La preuve a malheureusement été apportée, et même au delà de ce qu'on pouvait imaginer. Non seulement les moyens nécessaires à la poursuite des opérations n'ont pas été mis en oeuvre, mais des obstacles supplémentaires à l'avancée du chantier ont été créés de toute pièce. C'est ainsi que les 2000 étudiants de l'UFR de Psychologie de Paris 7, logés depuis 25 ans à Censier, ont été relogés à compter du 2 novembre, avec l'accord des autorités de tutelle, dans les locaux de Jussieu qui venaient d'être libérés pour être désamiantés !

Cet enlisement programmé du désamiantage de Jussieu, s'accompagne d'un retour en force des intérêts immobiliers. Alors que bruissent de toutes parts des rumeurs de transferts sur la ZAC Tolbiac, nous tenons à réaffirmer solennellement que l'utilisation du problème de santé publique posé par l'amiante pour justifier la construction d'un nouveau pôle universitaire relève au mieux de la tromperie. Il y a certainement de bonnes raisons de construire un pôle universitaire sur la ZAC Tolbiac, et plus encore, comme cela a été souvent évoqué, un pôle de Lettres et Sciences Humaines. Il ne nous appartient pas de prendre parti sur cette question. Mais de telles constructions ne peuvent en rien aider au désamiantage, car elle ne peuvent en aucun cas voir le jour avant 4 ou 5 ans. Des annonces mirifiques en la matière ne pourraient qu'être un rideau de fumée cachant le renvoi aux calendes grecques du désamiantage du campus Jussieu.

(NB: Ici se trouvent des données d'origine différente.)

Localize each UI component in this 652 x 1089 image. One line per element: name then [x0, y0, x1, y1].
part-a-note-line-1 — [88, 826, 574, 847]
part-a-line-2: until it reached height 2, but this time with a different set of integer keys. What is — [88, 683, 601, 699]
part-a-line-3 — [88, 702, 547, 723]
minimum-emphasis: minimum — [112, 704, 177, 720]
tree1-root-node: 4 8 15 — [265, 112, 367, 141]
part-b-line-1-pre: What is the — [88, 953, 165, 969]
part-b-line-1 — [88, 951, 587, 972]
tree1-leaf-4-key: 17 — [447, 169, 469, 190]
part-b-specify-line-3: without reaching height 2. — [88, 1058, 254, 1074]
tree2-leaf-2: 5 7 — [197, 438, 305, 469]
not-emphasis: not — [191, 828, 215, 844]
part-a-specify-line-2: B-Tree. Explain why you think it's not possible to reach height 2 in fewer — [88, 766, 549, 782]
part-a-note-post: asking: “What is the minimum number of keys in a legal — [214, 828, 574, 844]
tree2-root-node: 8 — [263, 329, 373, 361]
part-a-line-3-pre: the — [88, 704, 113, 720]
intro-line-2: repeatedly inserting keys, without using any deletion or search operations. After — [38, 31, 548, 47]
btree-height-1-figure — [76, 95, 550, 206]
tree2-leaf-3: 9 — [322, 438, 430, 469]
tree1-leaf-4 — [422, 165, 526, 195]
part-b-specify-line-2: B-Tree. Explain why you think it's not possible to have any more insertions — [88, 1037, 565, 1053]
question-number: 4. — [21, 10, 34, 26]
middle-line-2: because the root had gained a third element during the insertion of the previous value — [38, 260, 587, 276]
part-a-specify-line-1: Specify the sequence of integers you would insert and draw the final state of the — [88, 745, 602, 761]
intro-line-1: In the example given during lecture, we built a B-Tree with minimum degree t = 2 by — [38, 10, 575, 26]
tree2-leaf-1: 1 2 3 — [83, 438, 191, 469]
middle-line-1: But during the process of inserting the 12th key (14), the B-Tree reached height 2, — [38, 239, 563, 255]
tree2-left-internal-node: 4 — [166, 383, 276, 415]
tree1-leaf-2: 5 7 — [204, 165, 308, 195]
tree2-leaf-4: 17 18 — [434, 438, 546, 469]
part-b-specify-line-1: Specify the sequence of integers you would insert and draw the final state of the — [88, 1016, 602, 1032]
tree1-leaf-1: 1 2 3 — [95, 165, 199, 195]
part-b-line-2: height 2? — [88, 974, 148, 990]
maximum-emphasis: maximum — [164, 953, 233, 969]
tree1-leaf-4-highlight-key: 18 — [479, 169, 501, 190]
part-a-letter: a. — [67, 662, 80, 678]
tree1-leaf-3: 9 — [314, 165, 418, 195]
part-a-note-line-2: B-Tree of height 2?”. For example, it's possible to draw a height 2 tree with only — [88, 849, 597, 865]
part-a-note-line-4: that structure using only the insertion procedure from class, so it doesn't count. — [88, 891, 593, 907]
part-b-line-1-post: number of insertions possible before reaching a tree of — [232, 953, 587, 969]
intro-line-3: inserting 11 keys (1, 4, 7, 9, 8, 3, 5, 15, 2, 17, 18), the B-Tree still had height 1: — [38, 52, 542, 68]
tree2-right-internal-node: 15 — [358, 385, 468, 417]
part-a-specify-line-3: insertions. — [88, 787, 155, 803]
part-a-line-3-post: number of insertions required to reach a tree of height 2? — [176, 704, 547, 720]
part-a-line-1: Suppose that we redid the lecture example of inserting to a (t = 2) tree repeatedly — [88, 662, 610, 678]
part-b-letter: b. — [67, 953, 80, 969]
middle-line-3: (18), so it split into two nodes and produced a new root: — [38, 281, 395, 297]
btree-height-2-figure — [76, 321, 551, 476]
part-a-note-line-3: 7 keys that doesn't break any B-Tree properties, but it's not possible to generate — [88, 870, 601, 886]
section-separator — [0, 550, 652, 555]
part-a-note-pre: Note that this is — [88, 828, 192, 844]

Nous ne saurions mieux exprimer notre point de vue à ce sujet qu'en reprenant vos propres phrases, écrites il y a un an et demi:  " Lors de l'annonce des travaux sur ce site, certains ont cru pouvoir saisir l'occasion pour proposer de grands mouvements des infrastructures parisiennes. Dans l'immédiat c'est un problème de santé publique qu'il faut résoudre, de la façon la plus ordonnée possible et la plus rapide ".

Ce dont il s'agit c'est effectivement de résoudre le problème de santé publique rapidement et efficacement. Des solutions simples et de bon sens existent qui permettraient de mener le chantier dans le calme et en respectant les délais annoncés. Nous avons des propositions concrètes à faire et nous souhaiterions pouvoir vous rencontrer pour vous les exposer car, depuis un an et demi, plus aucune concertation n'existe avec les autorités de tutelle, qui ont amplement montré leur incapacité à gérer ce dossier.

Il manque à l'évidence à ce dossier une volonté politique capable de le faire avancer. Vous aviez très justement souligné dans votre lettre que, pour que le chantier se réalise selon un " calendrier raisonnable ", il est nécessaire que " l'établissement public dispose[…] du soutien le plus entier du gouvernement à son plus haut niveau ". C'est précisément ce que nous attendons. C'est pourquoi nous vous demandons, monsieur le Premier Ministre, de prendre en main directement le dossier du désamiantage de Jussieu.

Veuillez agréer, monsieur le Premier Ministre, l'expression de notre haute considération.